Si veda il seguente esempio:

La società BETA S.r.l. ha dato in locazione un appartamento, di categoria A/2 e rendita catastale (rivalutata) pari ad euro 2.000 ad un canone annuo di euro 15.000.

In relazione all’immobile locato ha sostenuto costi per complessivi euro 5.000, di cui:

  • euro 1.000 di spese condominiali;
  • euro 1.500 di spese di manutenzione straordinaria:
  • euro 2.500 di spese di manutenzione ordinaria.

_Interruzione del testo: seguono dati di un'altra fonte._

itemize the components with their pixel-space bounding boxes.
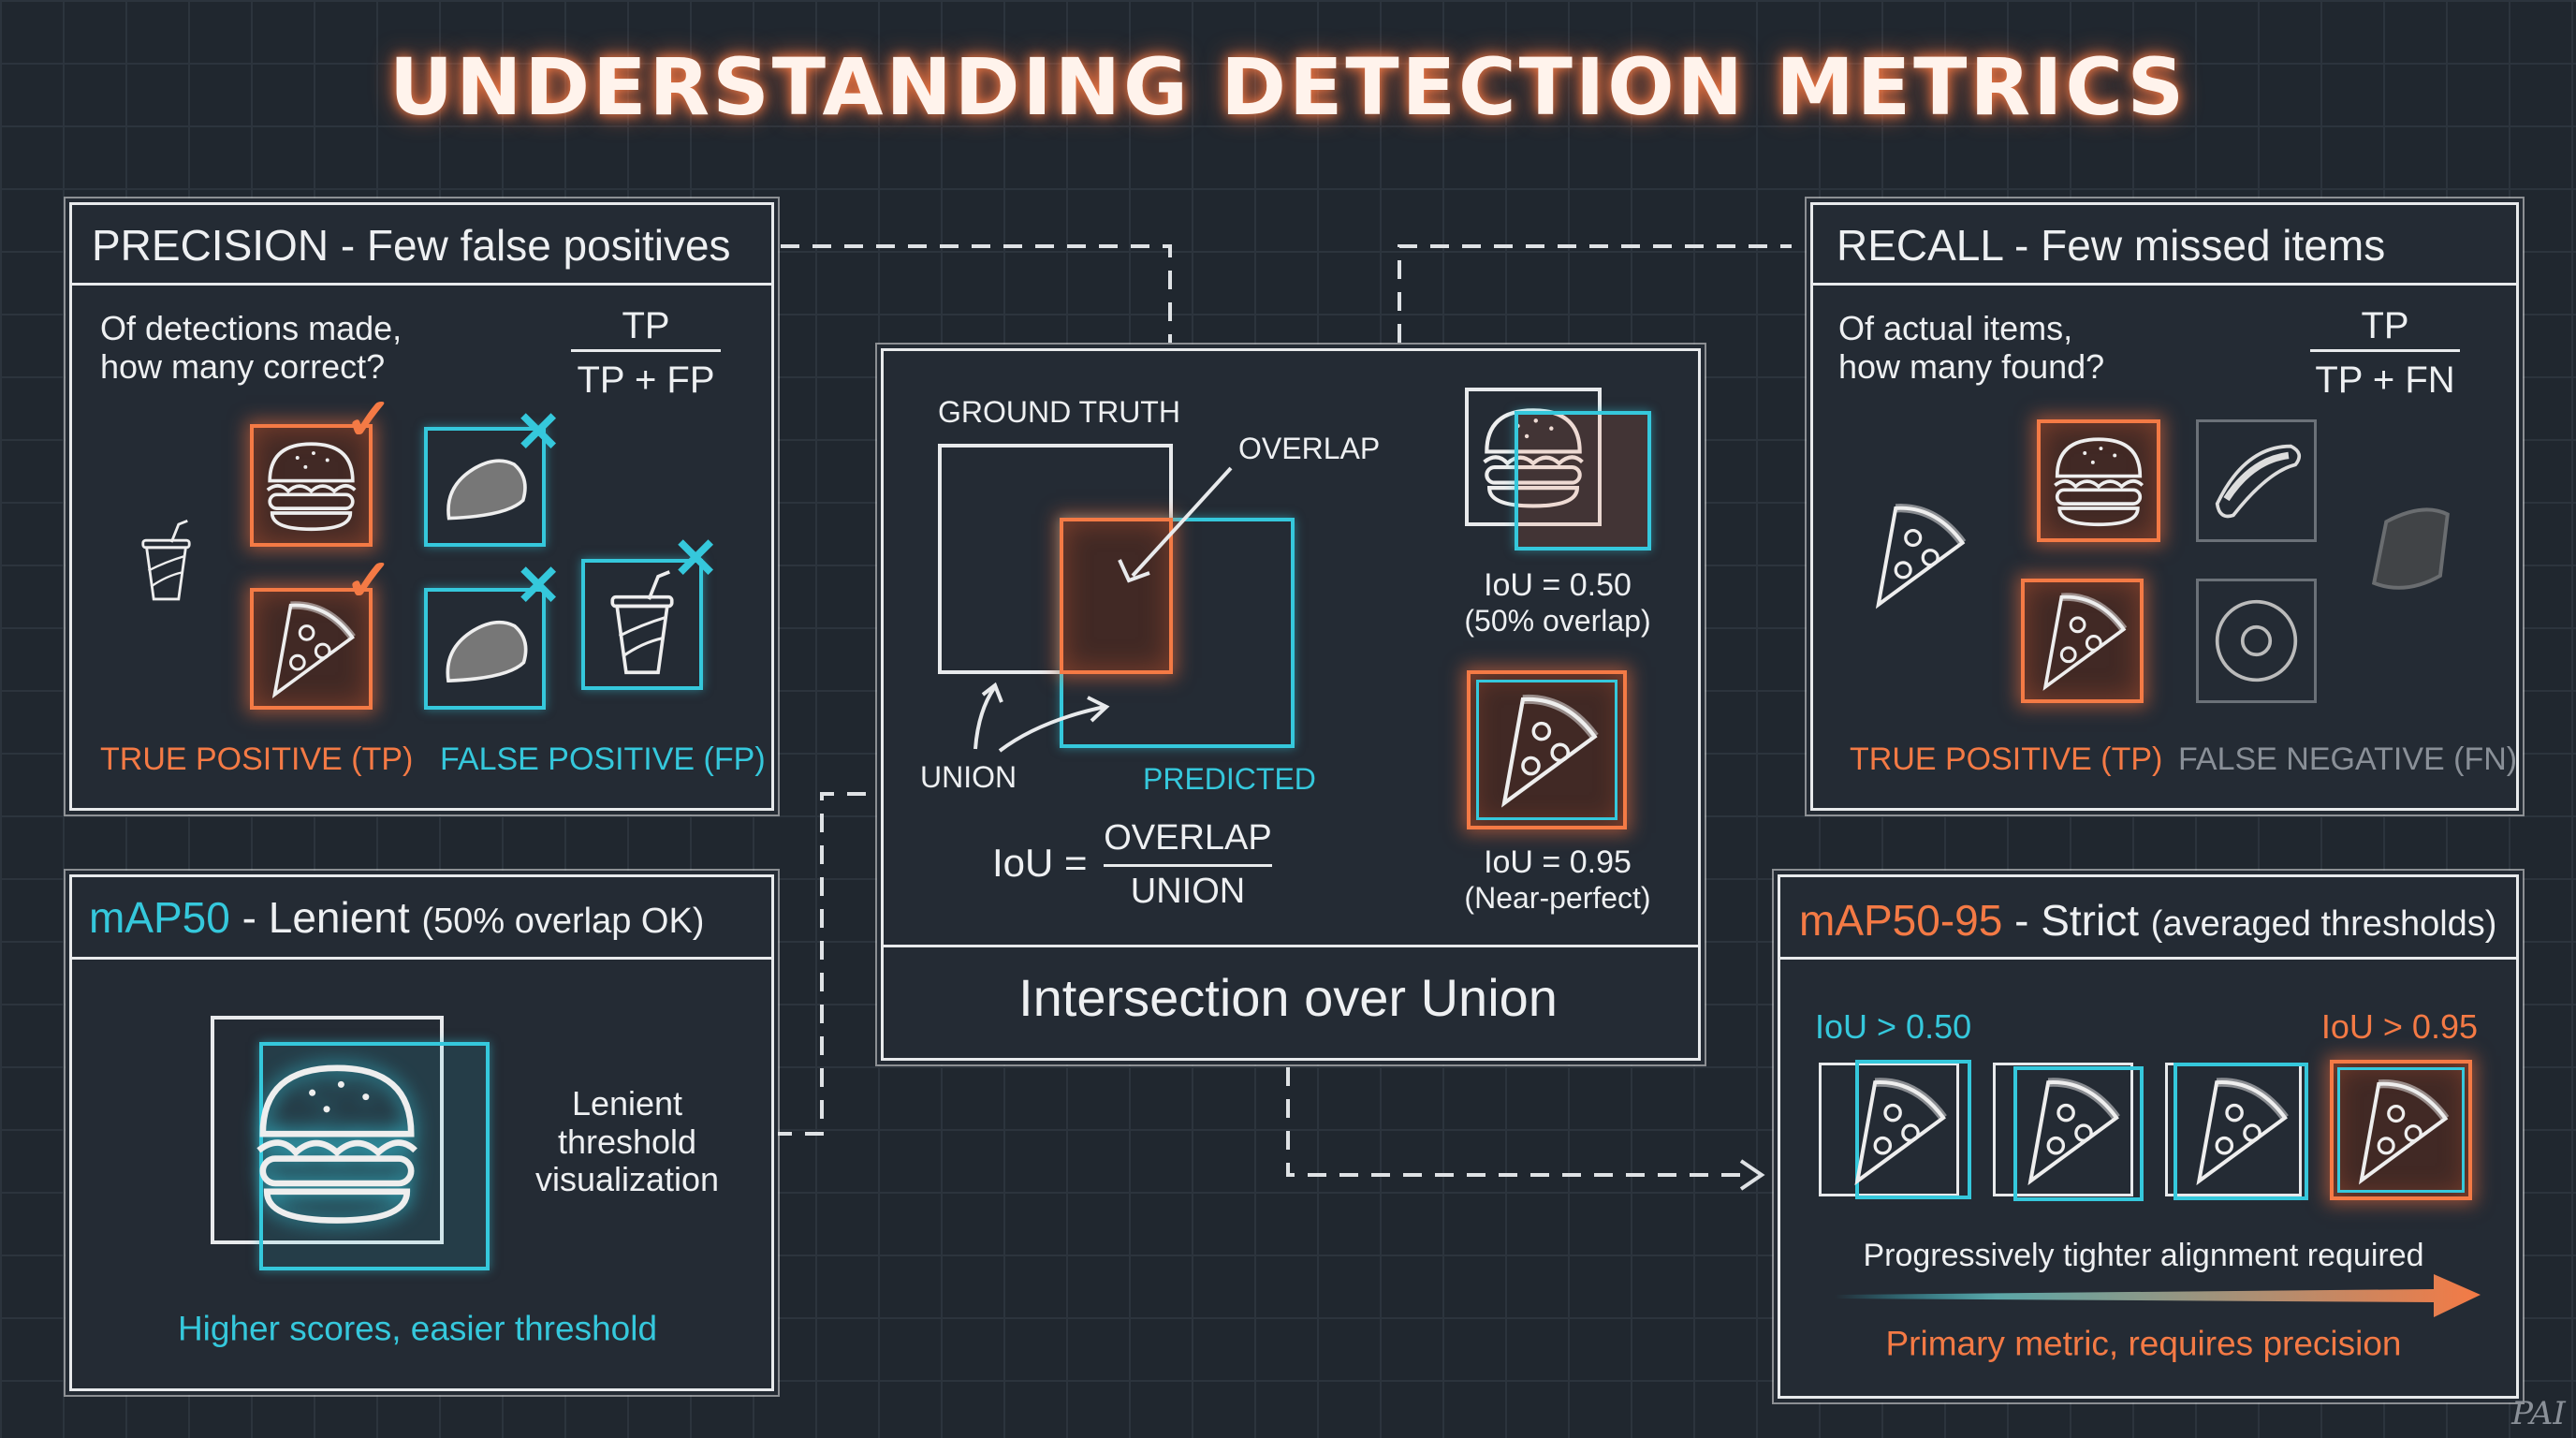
recall-denominator: TP + FN bbox=[2315, 360, 2455, 401]
map50-header: mAP50 - Lenient (50% overlap OK) bbox=[89, 896, 704, 939]
x-mark-icon: ✕ bbox=[515, 554, 563, 617]
example2-iou-note: (Near-perfect) bbox=[1464, 881, 1651, 915]
pizza-icon bbox=[2176, 1067, 2303, 1194]
example1-iou-note: (50% overlap) bbox=[1464, 604, 1651, 638]
pizza-icon bbox=[2025, 582, 2140, 699]
map50-metric: mAP50 bbox=[89, 893, 230, 942]
map50-header-note: (50% overlap OK) bbox=[421, 902, 705, 941]
example2-box bbox=[1467, 670, 1627, 829]
recall-fraction-line bbox=[2310, 349, 2460, 352]
donut-icon bbox=[2199, 581, 2314, 700]
map50-header-sep: - Lenient bbox=[229, 893, 422, 942]
map50-side-line1: Lenient bbox=[571, 1084, 683, 1123]
recall-panel bbox=[1810, 202, 2519, 811]
iou-footer-title: Intersection over Union bbox=[1018, 968, 1558, 1027]
precision-question-line2: how many correct? bbox=[100, 347, 386, 386]
false-positive-label: FALSE POSITIVE (FP) bbox=[440, 741, 766, 777]
x-mark-icon: ✕ bbox=[672, 527, 720, 590]
predicted-label: PREDICTED bbox=[1143, 762, 1316, 796]
false-positive-box-rock-2 bbox=[424, 588, 546, 710]
map50-95-metric: mAP50-95 bbox=[1799, 896, 2003, 945]
precision-denominator: TP + FP bbox=[577, 360, 715, 401]
example1-predicted-box bbox=[1515, 411, 1651, 550]
pizza-icon bbox=[1835, 1067, 1961, 1194]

Per la determinazione del reddito da assoggettare a tassazione e la compilazione del modello unico SC ecco i passaggi da effettuare:

  • si considera il canone annuo pari ad euro 15.000;
  • il canone può essere ridotto delle spese di manutenzione ordinaria, pari ad euro 2.500, nel limite del 15% del proprio ammontare, ossia euro 2.250: non sono invece da considerare le spese condominiali e quelle di manutenzione straordinaria;
  • il canone netto, pari ad euro 12.750, è superiore rispetto alla rendita castale rivalutata;
  • il reddito da dichiarare è quindi pari ad euro 12.750 e va riportato nel rigo RF10;
  • nel rigo RF11 va fatta una variazione in aumento per i costi imputati a conto economico;
  • nel rigo RF39 va operata una variazione in diminuzione per i canoni di locazione rilevati a conto economico.